“It’s sad,” said Reid. He got the news last week from their mutual friend Richard Admiral.
Admiral grew up making art with Pratt, whom he said he met around 1970. First they were into music and comic books, then it was street art.
“We were young knuckleheads running around and painting in the 3 yard,” he said, referring to the subway line that terminates in Harlem.
According to Admiral, when they got into trouble in the neighborhood, they’d hide out in Pratt’s Harlem home.
“He was a special cat,” said Admiral. “I loved him to death. Very interesting guy and very, very talented.”
Pratt started practicing his craft on 153rd St. and Eighth Ave. with a group called the Yard Boys, according to the graffiti site At 149th Street. His work went on to be featured in numerous galleries as well as the Museum of the City of New York.
Admiral was told that Pratt will be flown back to New York to be buried next to his daughter, who died last month. He didn’t know the details of her passing. Admiral got word of Pratt’s death from mutual friend and fellow artist Aaron Garrett, who paints under the name TB1. Garrett, who lives in Astoria, Queens, said he heard of his pal’s passing through Pratt’s widow in California.
“Stan was an octopus who was into a lot of good things and a lot of other things,” Garrett laughed, citing Pratt’s love for cars, bicycles, women and playing bass.
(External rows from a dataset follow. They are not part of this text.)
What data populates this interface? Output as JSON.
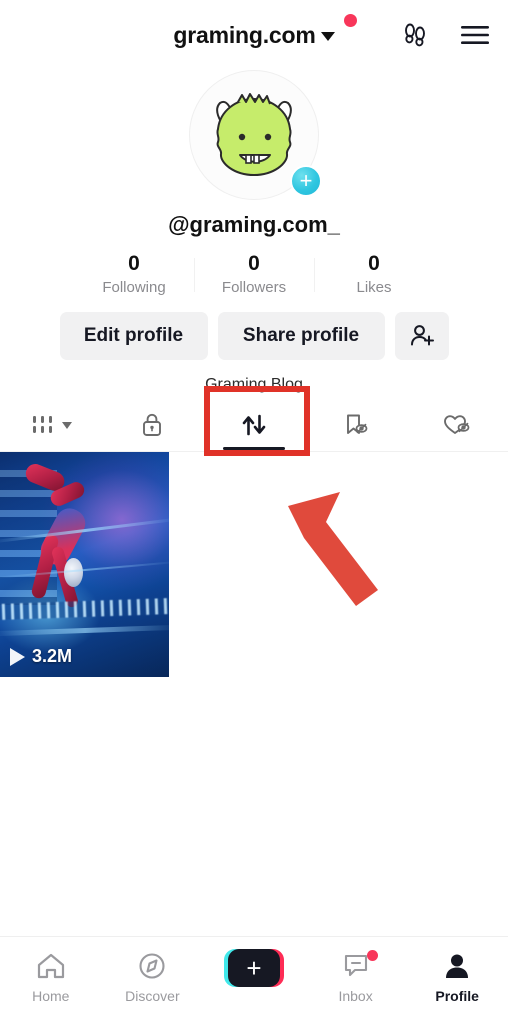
{
  "header": {
    "title": "graming.com",
    "chevron_icon": "chevron-down-icon",
    "notification_dot": true,
    "footprints_icon": "footprints-icon",
    "menu_icon": "hamburger-menu-icon"
  },
  "profile": {
    "avatar_icon": "monster-avatar",
    "add_badge_label": "+",
    "username": "@graming.com_",
    "stats": [
      {
        "value": "0",
        "label": "Following"
      },
      {
        "value": "0",
        "label": "Followers"
      },
      {
        "value": "0",
        "label": "Likes"
      }
    ],
    "actions": {
      "edit_label": "Edit profile",
      "share_label": "Share profile",
      "add_user_icon": "add-person-icon"
    }
  },
  "annotation": {
    "blog_label": "Graming Blog",
    "highlight_color": "#e03228",
    "arrow_color": "#e04a3c",
    "arrow_icon": "red-pointer-arrow"
  },
  "tabs": [
    {
      "id": "posts",
      "icon": "grid-bars-icon",
      "has_caret": true,
      "active": false
    },
    {
      "id": "private",
      "icon": "lock-icon",
      "has_caret": false,
      "active": false
    },
    {
      "id": "reposts",
      "icon": "repost-arrows-icon",
      "has_caret": false,
      "active": true
    },
    {
      "id": "saved",
      "icon": "bookmark-hidden-icon",
      "has_caret": false,
      "active": false
    },
    {
      "id": "liked",
      "icon": "heart-hidden-icon",
      "has_caret": false,
      "active": false
    }
  ],
  "grid": {
    "items": [
      {
        "thumbnail_icon": "spiderman-video-thumbnail",
        "play_count": "3.2M",
        "play_icon": "play-triangle-icon"
      }
    ]
  },
  "bottom_nav": [
    {
      "id": "home",
      "label": "Home",
      "icon": "home-icon",
      "active": false,
      "badge": false
    },
    {
      "id": "discover",
      "label": "Discover",
      "icon": "compass-icon",
      "active": false,
      "badge": false
    },
    {
      "id": "create",
      "label": "",
      "icon": "create-plus-icon",
      "active": false,
      "badge": false,
      "plus_label": "+"
    },
    {
      "id": "inbox",
      "label": "Inbox",
      "icon": "inbox-message-icon",
      "active": false,
      "badge": true
    },
    {
      "id": "profile",
      "label": "Profile",
      "icon": "person-filled-icon",
      "active": true,
      "badge": false
    }
  ],
  "colors": {
    "accent_pink": "#fe2c55",
    "accent_cyan": "#41e8ea",
    "badge_red": "#f8365a",
    "text_primary": "#161823",
    "text_muted": "#8a8a8e",
    "button_bg": "#f1f1f2"
  }
}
Not wanting to give specifics, Garrett said Pratt had a near-death experience in the ’80s that gave him a new lease on life.
“He said he met people on the other side and they told him he had to go back,” Garrett said.
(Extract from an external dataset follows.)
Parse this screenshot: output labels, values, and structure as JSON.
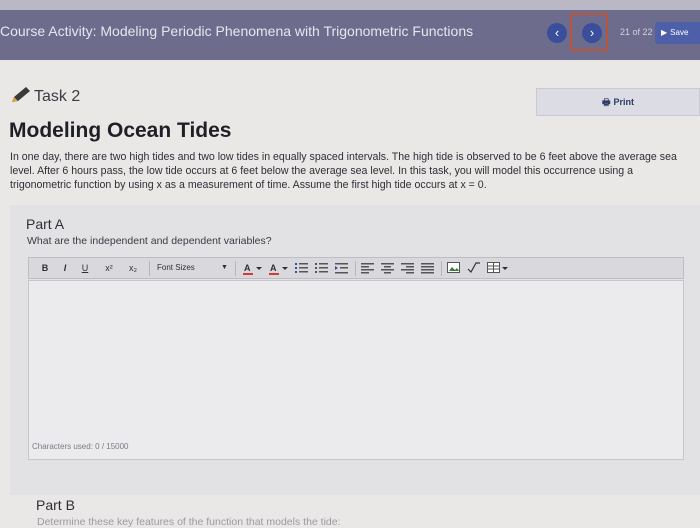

Garrett said he talked to Pratt in the week’s before his death and knew his friend of 40-plus years, whom he said had beaten cancer, was ailing.
“He said things like when he died, he wanted to be buried in New York,” Garrett recalled. “You don’t say things like that unless you know something is wrong.”
Stan’s ex-wife, Claudia Pratt, said she married Pratt in 1994 and stayed in contact with him following their 2004 divorce after he moved to California and she opted to stay in New York. Claudia, 56, last spoke to her ex-husband by phone in the hospital in Aug. 15. She last saw the artist in July shortly before Stan’s daughter’s funeral.
“I’m still in shock. I still don’t believe it,” she said. “You always think you have more time.”
Claudia said there’s buzz about Sept. 28 “celebration of life” for Stan 153, but that it’s not set in stone.
“A lot of people knew and loved him,” she said. “I didn’t know who he was when I met him. Then I found out.”
Pratt’s widow Marcea declined to comment on specifics, other than saying the graf master’s family had been inundated with phone calls and would put out a statement once they’re ready.
Graffiti historian Eric Felisbret told the Daily News that he, too, had been made aware of Pratt’s death by friends on social media.